Crawford continued: “I used to think he was like my bank manager. He was always so immaculately dressed, so precise and so exact. He’d pick his words and speak them slowly. Everyone listened.

“Alf was a man of few words, but he kept you on your toes. If you won on Saturday he would say to us all ‘that wasn’t good enough; I’ll see you on Monday’. If we lost, he would say ‘well done. Have Monday off. Take the wife shopping and I’ll see you all on Tuesday’.

“He wasn’t brutal, but he got straight to the point.

“You would go into his office annoyed about something and leave thinking ‘what was I so angry about?’

“I went in once and asked for a pay rise. He said ‘if I give you more, then I’ll have to give everyone else a rise too’. I said ‘yes, but I’m an England international’, and he said ‘only because of your team-mates’. He always had an answer.

“I only ever took two penalties for Ipswich and there’s a reason for that. I scored one against Huddersfield in the FA Cup, then against Bristol City I kicked the ground and it rolled straight to the keeper. Alf calmly told me afterwards that I would never, ever take a penalty for the club again. And I didn’t!”

It wasn’t all stick, but plenty of carrot, from Ramsey when it came to getting the best out of his players.

“Alf trusted us and treated us like adults,” says Crawford. “He knew we were sensible. We could drink as much as we liked up until Wednesday and then after that it was a ‘no drinks’ rule until after the match on Saturday.

“I think it was the Coach and Horses we used to drink at after the games. And we could drink! Wednesday night was always good. We’d go around all the countryside pubs, drinking and playing darts, raising money for blind charities.

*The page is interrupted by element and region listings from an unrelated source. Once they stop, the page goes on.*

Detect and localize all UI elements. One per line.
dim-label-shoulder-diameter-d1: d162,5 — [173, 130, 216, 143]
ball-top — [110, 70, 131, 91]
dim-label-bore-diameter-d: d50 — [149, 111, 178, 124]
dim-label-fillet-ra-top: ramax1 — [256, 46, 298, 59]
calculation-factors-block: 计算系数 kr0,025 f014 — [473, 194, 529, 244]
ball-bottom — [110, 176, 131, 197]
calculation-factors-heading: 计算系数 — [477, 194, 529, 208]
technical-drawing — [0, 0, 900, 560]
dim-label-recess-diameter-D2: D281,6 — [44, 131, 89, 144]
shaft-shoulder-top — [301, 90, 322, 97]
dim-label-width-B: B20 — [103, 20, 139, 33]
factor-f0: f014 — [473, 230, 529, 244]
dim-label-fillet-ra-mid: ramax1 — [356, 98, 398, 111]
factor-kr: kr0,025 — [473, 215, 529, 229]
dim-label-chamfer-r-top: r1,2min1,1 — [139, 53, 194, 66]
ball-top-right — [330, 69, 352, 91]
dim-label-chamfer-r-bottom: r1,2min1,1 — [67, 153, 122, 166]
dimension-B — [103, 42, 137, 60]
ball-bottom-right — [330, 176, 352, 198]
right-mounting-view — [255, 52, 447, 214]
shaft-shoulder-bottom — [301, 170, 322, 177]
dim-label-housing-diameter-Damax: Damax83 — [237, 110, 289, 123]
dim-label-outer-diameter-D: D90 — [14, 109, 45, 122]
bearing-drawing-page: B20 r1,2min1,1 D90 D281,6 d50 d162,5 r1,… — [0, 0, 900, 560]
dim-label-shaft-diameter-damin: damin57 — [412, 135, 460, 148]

“But when it was time to get back to work, we did, because we respected Alf. Of course, some people in the club didn’t like him, the ones that weren’t playing, but that’s the same with all managers.”

Crawford was the joint-leading goalscorer in the top division when Town won the title in 1962. Capped only twice by his country, he controversially wasn’t included in the Three Lions squad for the World Cup in Chile that year. The modern day equivalent would be Jamie Vardy being overlooked.

“I played in two internationals. In the first one I made a goal for Bobby Charlton. Alf told me off when I came back to Ipswich and said it should have been Bobby setting me up for a goal, not the other way around. I thought ‘thanks Alf!’ In the second game I scored, but at the end of that season I was told I wouldn’t be going to Chile.

“The manager was Walter Winterbottom then, but he didn’t pick the players. It was the directors of all the clubs who selected the squad. I don’t know why they didn’t pick me. Maybe it was because Ipswich wasn’t a particularly fashionable club.

“That all changed when Sir Alf took over in 1963. He politely told all these directors ‘Gentlemen, you do not pick the team anymore; that is no longer your concern’. He picked who he wanted to pick.”

Crawford continued: “I remember sitting in my house in Ipswich, watching us win the World Cup on television – it was fantastic.

“There was a painter and decorator doing the outside of my house at the time, Reg was his name, and I kept saying to him ‘come in and watch’, but he said ‘no, I’m too nervous – just tell me what’s happening’.

“When I look at that England team, it was a bit of a mishmash, really – big Jack Charlton was not really a centre-half, Bally (Alan Ball) was not a winger and Jimmy Greaves wasn’t fully fit. He got the best out of them, though.”

Looking back on that historic day 50 years ago, does Crawford have any regrets that his name is not now being mentioned in the same breath as Geoff Hurst, Martin Peters and Bobby Moore?

“Not really, no – I was past it by that time,” he says. “I’d had my prime years – 1960 to 1965 was when I should arguably have got more caps.

“Alf knew what he wanted in his team and the style he wanted to play. I respected him and he didn’t owe me any explanations (for not picking me).

“I got a few injuries after 1965 and though I was still scoring goals I wasn’t as sharp. Maybe if Alf had been the manager from ’62 onwards it would have been different for me. Who knows?

“I saw him a few times around Ipswich when he was England manager and we always remained friends. I was sad when he got the sack and the way it happened.”